Eis mais um ensaio produzido na UA Reflexões sobre o Homem na Filosofia.
Afinal, o que
torna o homem um ser possuidor de humanidade?
Flávia
O. Alvim[1]
O cinema
estadunidense tem proporcionado ao grande púbico, a oportunidade de oferecer
uma reflexão acerca da nossa própria condição, enquanto seres pensantes,
existenciais, intersubjetivos e puramente humanos. Reconhecendo a importância
do cinema para a análise sobre o ser humano condicionado ao existir,
analisaremos dois filmes intitulados O homem bicentenário (1999) do
diretor Chris Columbus e o A. I. – Inteligência artificial
(2001) do diretor Steven Spielberg. Ambos discutem a respeito de seres
artificiais que apresentam características tipicamente humanas. Além de apontar
os principais elementos constitutivos de tais produções cinematográficas
referidas, utilizaremos como fio condutor de nossa análise
antropológica-filosófica, os breves pensamentos dos filósofos Martin Heidegger
e Jean-Paul Sartre sobre a condição do homem na existência humana, ou melhor,
na vida.
Em se
tratando da trama do filme O homem bicentenário, a história é a
respeito de um robô que foi projetado (ou programado) para o trabalho
doméstico, mas tal “ser artificial” foi visto como defeituoso pela empresa que
o produziu, ao mesmo tempo em que “fascinou” o seu proprietário, devido ao seu
senso artístico (construiu um cavalo feito de madeira para a filha de seu
proprietário e depois, passou a fazer os relógios de pêndulo), a sua
criatividade, a sua personalidade sociável e a sua curiosidade em compreender a
complexidade do mundo humano. Percebendo a sua curiosidade, o proprietário se engajou
em ensiná-lo sobre a realidade e a condição humana, enfatizando desde os
aspectos biológicos aos sociáveis, pois sabia que havia ideias, conceitos,
fatos, experiências que não estavam em sua programação. Diante disso, sob um
viés sartreano, o proprietário estava investindo no vir-a-ser[2] de
seu robô, ajudando-o a construir, moldar a sua realidade. A partir daí, a “existência
precede a essência” [3], o que
significa nas palavras de Sartre que
[...] primeiramente existe o homem, ele se deixa
encontrar, surge no mundo, e que ele só se define depois. O homem tal como o
concebe o existencialista não é definível porque, inicialmente, ele nada é. Ele
só será depois, e ele será tal como ele se fizer. [...] O homem é apenas não
somente tal como ele se concebe, mas tal como ele se quer, e como ele se
concebe após existir, como ele se quer depois dessa vontade de existir – o
homem é apenas aquilo que ele faz de si mesmo[4].

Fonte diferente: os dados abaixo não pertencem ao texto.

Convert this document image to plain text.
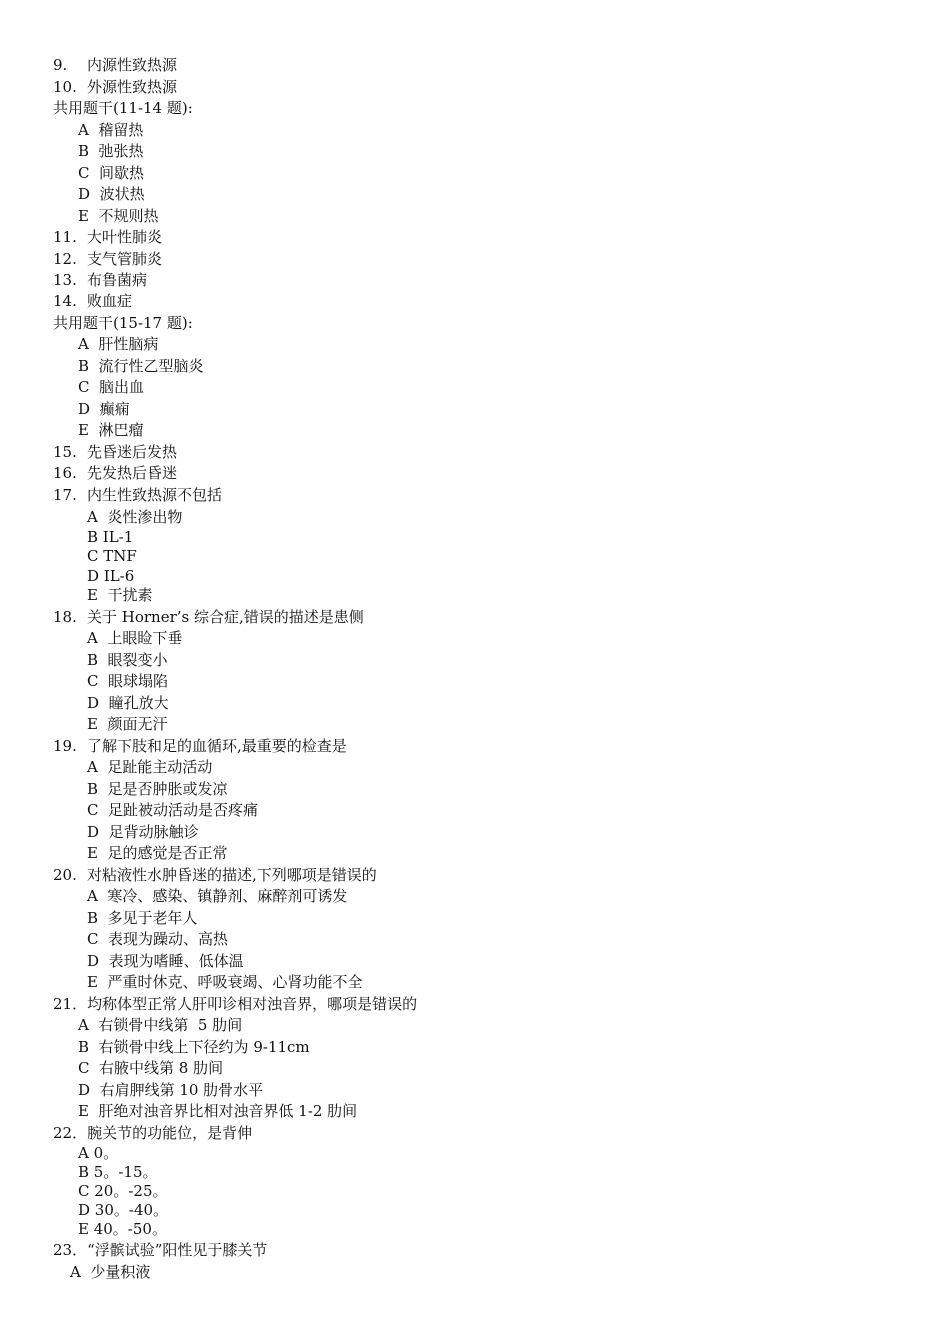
9. 内源性致热源
10. 外源性致热源
共用题干(11-14 题):
A  稽留热
B  弛张热
C  间歇热
D  波状热
E  不规则热
11. 大叶性肺炎
12. 支气管肺炎
13. 布鲁菌病
14. 败血症
共用题干(15-17 题):
A  肝性脑病
B  流行性乙型脑炎
C  脑出血
D  癫痫
E  淋巴瘤
15. 先昏迷后发热
16. 先发热后昏迷
17. 内生性致热源不包括
A  炎性渗出物
B IL-1
C TNF
D IL-6
E  干扰素
18. 关于 Horner’s 综合症,错误的描述是患侧
A  上眼睑下垂
B  眼裂变小
C  眼球塌陷
D  瞳孔放大
E  颜面无汗
19. 了解下肢和足的血循环,最重要的检查是
A  足趾能主动活动
B  足是否肿胀或发凉
C  足趾被动活动是否疼痛
D  足背动脉触诊
E  足的感觉是否正常
20. 对粘液性水肿昏迷的描述,下列哪项是错误的
A  寒冷、感染、镇静剂、麻醉剂可诱发
B  多见于老年人
C  表现为躁动、高热
D  表现为嗜睡、低体温
E  严重时休克、呼吸衰竭、心肾功能不全
21．均称体型正常人肝叩诊相对浊音界，哪项是错误的
A  右锁骨中线第  5 肋间
B  右锁骨中线上下径约为 9-11cm
C  右腋中线第 8 肋间
D  右肩胛线第 10 肋骨水平
E  肝绝对浊音界比相对浊音界低 1-2 肋间
22．腕关节的功能位，是背伸
A 0。
B 5。-15。
C 20。-25。
D 30。-40。
E 40。-50。
23．“浮髌试验”阳性见于膝关节
A  少量积液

Articulando essa noção sartreana com a relação
do proprietário em ensinar as “coisas da vida existencial” para o robô, é
possível que o “ser artificial” tenha a sua existência comprovada, através da
“formação” que recebeu de seu proprietário e da sua busca por um sentido
constante, isto, porque o robô incorporou o que é a sua essência[5] em
momentos distintos de sua realidade vivida. Após tomar a base dos fatos
históricos acerca da busca pela liberdade, o robô oferece dinheiro ao seu
proprietário em vista de “ser livre”, mas é surpreendido pela consequência de
sua própria escolha de “ser livre”: a incompreensão de seu proprietário, que o
fez partir de sua casa. Saindo da casa de seu (ex)proprietário, o robô se
transforma em um ser-no-mundo aos
moldes heideggeriano, onde o mundo é “um conjunto de utensílios, ou seja, de
coisas a utilizar, à mão, e não das coisas a contemplar como presentes”[6].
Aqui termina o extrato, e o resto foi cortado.